Leverage Your Money Like A Bank!
Banks don’t lend money.
They lend the money somebody else left there. ~Adam Smith
Save. Save. Save. That’s a favorite mantra of financial planners who say we should set aside savings for emergencies, major expenditures and other spending. The idea is, be ready with cash rather than credit when we need to make a purchase. We all agree that saving money is important. But, is our savings account the best way to save? It may be hard to believe but using our savings account the wrong way can actually end up hurting our finances. I’ll explain why.

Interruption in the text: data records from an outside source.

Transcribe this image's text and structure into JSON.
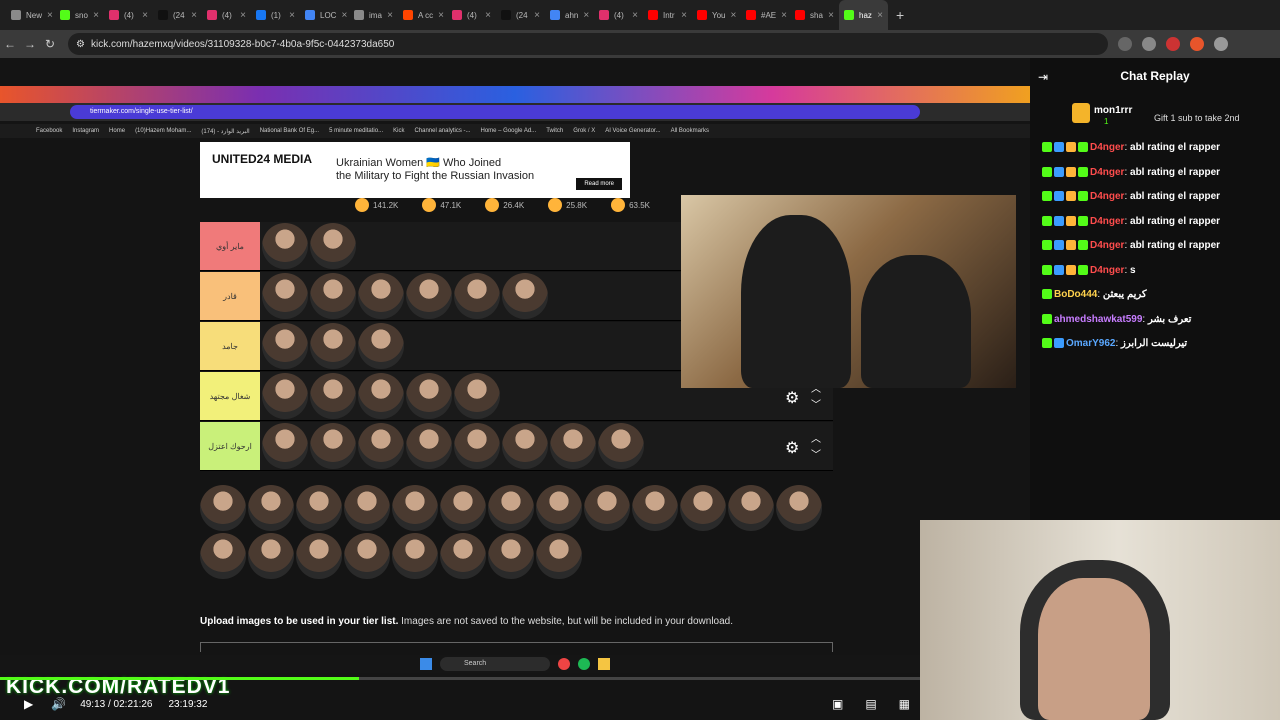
{
  "browser": {
    "tabs": [
      {
        "label": "New",
        "color": "#8a8a8a"
      },
      {
        "label": "sno",
        "color": "#53fc18"
      },
      {
        "label": "(4)",
        "color": "#e1306c"
      },
      {
        "label": "(24",
        "color": "#111111"
      },
      {
        "label": "(4)",
        "color": "#e1306c"
      },
      {
        "label": "(1)",
        "color": "#1877f2"
      },
      {
        "label": "LOC",
        "color": "#4285f4"
      },
      {
        "label": "ima",
        "color": "#8a8a8a"
      },
      {
        "label": "A cc",
        "color": "#ff4500"
      },
      {
        "label": "(4)",
        "color": "#e1306c"
      },
      {
        "label": "(24",
        "color": "#111111"
      },
      {
        "label": "ahn",
        "color": "#4285f4"
      },
      {
        "label": "(4)",
        "color": "#e1306c"
      },
      {
        "label": "Intr",
        "color": "#ff0000"
      },
      {
        "label": "You",
        "color": "#ff0000"
      },
      {
        "label": "#AE",
        "color": "#ff0000"
      },
      {
        "label": "sha",
        "color": "#ff0000"
      },
      {
        "label": "haz",
        "color": "#53fc18",
        "active": true
      }
    ],
    "url": "kick.com/hazemxq/videos/31109328-b0c7-4b0a-9f5c-0442373da650"
  },
  "inner_browser": {
    "url": "tiermaker.com/single-use-tier-list/",
    "bookmarks": [
      "Facebook",
      "Instagram",
      "Home",
      "(10)Hazem Moham...",
      "(174) - البريد الوارد",
      "National Bank Of Eg...",
      "5 minute meditatio...",
      "Kick",
      "Channel analytics -...",
      "Home – Google Ad...",
      "Twitch",
      "Grok / X",
      "AI Voice Generator...",
      "All Bookmarks"
    ],
    "search_label": "Search"
  },
  "ad": {
    "brand": "UNITED24 MEDIA",
    "headline_1": "Ukrainian Women 🇺🇦 Who Joined",
    "headline_2": "the Military to Fight the Russian Invasion",
    "cta": "Read more"
  },
  "reactions": [
    "141.2K",
    "47.1K",
    "26.4K",
    "25.8K",
    "63.5K"
  ],
  "tiers": [
    {
      "label": "ماير أوي",
      "color": "#f07a7a",
      "count": 2
    },
    {
      "label": "قادر",
      "color": "#f9c07a",
      "count": 6
    },
    {
      "label": "جامد",
      "color": "#f7dd7a",
      "count": 3
    },
    {
      "label": "شغال مجتهد",
      "color": "#f2f07a",
      "count": 5
    },
    {
      "label": "ارحوك اعتزل",
      "color": "#c9f07a",
      "count": 8
    }
  ],
  "pool_count": 21,
  "upload": {
    "bold": "Upload images to be used in your tier list.",
    "normal": " Images are not saved to the website, but will be included in your download."
  },
  "player": {
    "branding": "KICK.COM/RATEDV1",
    "time": "49:13 / 02:21:26",
    "clock": "23:19:32",
    "progress": 0.39
  },
  "chat": {
    "title": "Chat Replay",
    "gift": {
      "user": "mon1rrr",
      "count": "1",
      "text": "Gift 1 sub to take 2nd"
    },
    "messages": [
      {
        "user": "D4nger",
        "color": "#ff4d4d",
        "text": "abl rating el rapper",
        "badges": 4
      },
      {
        "user": "D4nger",
        "color": "#ff4d4d",
        "text": "abl rating el rapper",
        "badges": 4
      },
      {
        "user": "D4nger",
        "color": "#ff4d4d",
        "text": "abl rating el rapper",
        "badges": 4
      },
      {
        "user": "D4nger",
        "color": "#ff4d4d",
        "text": "abl rating el rapper",
        "badges": 4
      },
      {
        "user": "D4nger",
        "color": "#ff4d4d",
        "text": "abl rating el rapper",
        "badges": 4
      },
      {
        "user": "D4nger",
        "color": "#ff4d4d",
        "text": "s",
        "badges": 4
      },
      {
        "user": "BoDo444",
        "color": "#ffd24d",
        "text": "كريم يبعثن",
        "badges": 1
      },
      {
        "user": "ahmedshawkat599",
        "color": "#c77dff",
        "text": "تعرف بشر",
        "badges": 1
      },
      {
        "user": "OmarY962",
        "color": "#5aa8ff",
        "text": "تيرليست الرابرز",
        "badges": 2
      }
    ]
  }
}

We think of banks as financial intermediaries that connect savers and borrowers. However, banks actually create money that is a multiple of our deposits. Simply, here’s how it works. You walk into a bank and deposit your salary, say $1,000. The bank holds back a small “reserve,” say 10% (in this case $100) and lends $900 to somebody who needs a loan. So, the borrower takes this $900 and spends it at a local car dealer. The car dealer doesn’t keep the cash in its office and takes the money back to another bank.
Now, the bank realizes that it can use the bulk of this money to make another loan. It also holds back 10% ($90) and lends out the other $810 to make another loan. Whoever borrows the $810 spends it and, again, it comes back to yet another bank. That bank keeps 10% ($81) and makes a new loan of $729. This process of (re)lending continues … the same money is lent over and over again with 10% of the money being put in the reserve each time. The customers who deposited money into the bank still think their money is in the bank.
Have you ever wondered why your checking account is free? Deposits create loans and consequently banks need your money in order to make new loans. Big banks make big money! Park your savings in an average account, and you’ll miss out on money.